Peter A. Steinmeyer, Member of the Firm in the Employment, Labor & Workforce Management practice, in the firm’s Chicago office, was quoted in Law360, in "The Biggest Noncompete Decisions of 2019: Midyear Report," by Braden Campbell. (Read the full version - subscription required.)

Following is an excerpt:

Because employers often sign workers to noncompete agreements to protect confidential information, noncompete suits often include claims for trade secrets theft. While it doesn't actually involve a noncompete agreement, a recent trade secrets decision out of the Northern District of Illinois will be invaluable to noncompete attorneys, said Peter Steinmeyer, co-leader of Epstein Becker Green's trade secrets and employee mobility practice group.

Grinding disc manufacturer Abrasic 90 Inc. sued former president Joe O'Mera and his new company, Weldcote Metals Inc.
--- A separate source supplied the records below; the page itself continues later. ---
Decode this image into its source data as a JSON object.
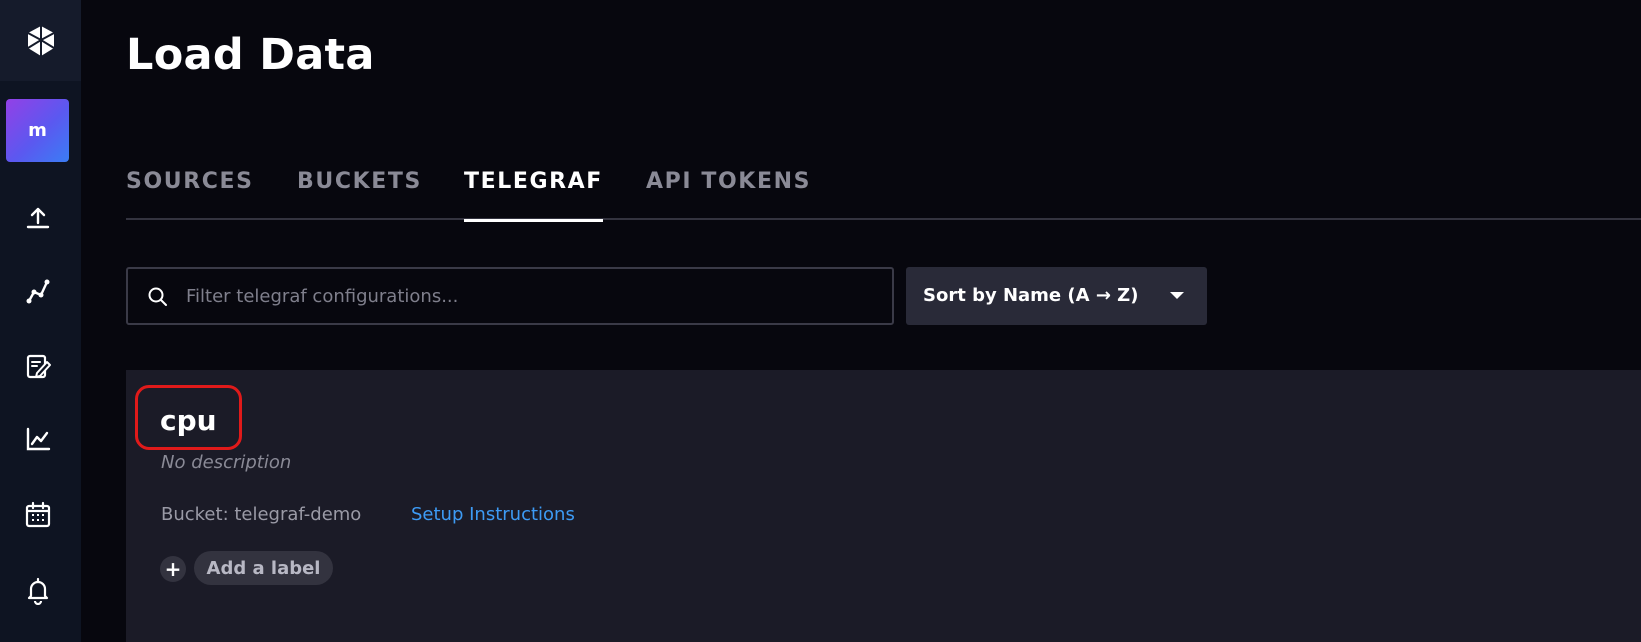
{
  "sidebar": {
    "logo": {
      "icon": "cube-logo-icon"
    },
    "org_avatar": {
      "letter": "m"
    },
    "nav_items": [
      {
        "icon": "upload-arrow-icon"
      },
      {
        "icon": "data-explorer-graph-icon"
      },
      {
        "icon": "notebook-edit-icon"
      },
      {
        "icon": "line-chart-icon"
      },
      {
        "icon": "calendar-icon"
      },
      {
        "icon": "bell-icon"
      }
    ]
  },
  "page": {
    "title": "Load Data"
  },
  "tabs": [
    {
      "label": "SOURCES",
      "active": false
    },
    {
      "label": "BUCKETS",
      "active": false
    },
    {
      "label": "TELEGRAF",
      "active": true
    },
    {
      "label": "API TOKENS",
      "active": false
    }
  ],
  "filter": {
    "placeholder": "Filter telegraf configurations...",
    "value": "",
    "icon": "search-icon"
  },
  "sort": {
    "label": "Sort by Name (A → Z)",
    "icon": "caret-down-icon"
  },
  "telegraf_card": {
    "name": "cpu",
    "description": "No description",
    "bucket": "Bucket: telegraf-demo",
    "setup_link": "Setup Instructions",
    "add_label": "Add a label",
    "add_label_icon": "+"
  },
  "colors": {
    "background": "#07070e",
    "sidebar": "#0e1422",
    "card": "#1b1b27",
    "link": "#3d9bf5",
    "highlight": "#e01a1a",
    "avatar_gradient": [
      "#9340e6",
      "#3a7df5"
    ]
  }
}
Abrasic asked the court for a preliminary injunction, arguing O'Mera took secret pricing, customer and supplier data and used it to set up Weldcote.
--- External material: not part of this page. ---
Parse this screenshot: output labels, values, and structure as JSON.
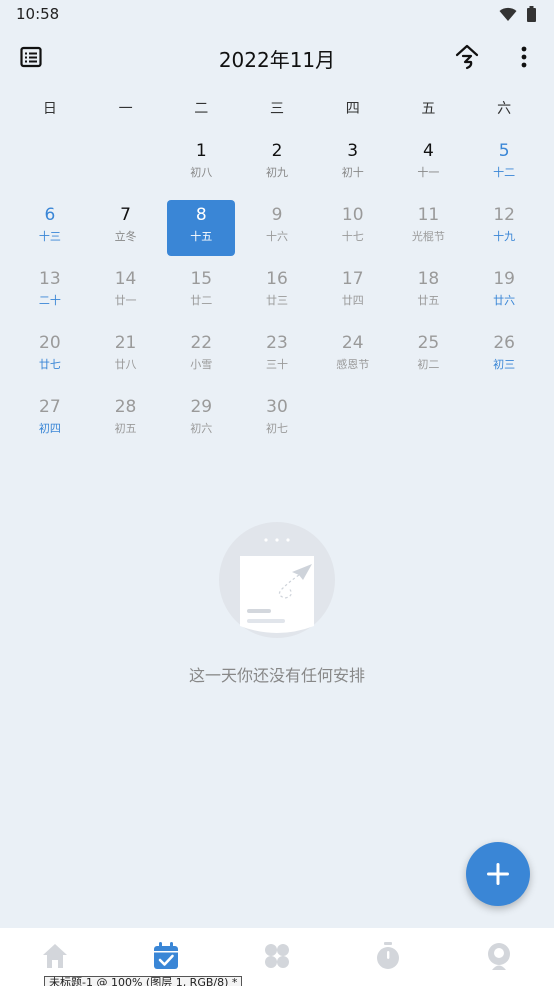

U.S. District Judge John Tharp Jr. denied Abrasic's injunction bid, saying the company hadn't done enough to protect its trade secrets to have a viable theft claim. The judge ran down several steps Abrasic could have taken to protect its secrets, including signing workers to nondisclosure and confidentiality agreements, limiting access to the secrets and labeling documents proprietary or confidential. In doing so, the judge laid out a road map for prosecuting and defending claims of trade secret theft, Steinmeyer said.

"This case, I think, is likely to be cited for years to come by attorneys on both sides of these disputes, because the judge discussed in such great detail the kinds of steps that could have been taken to protect trade secrets that were not taken," he said.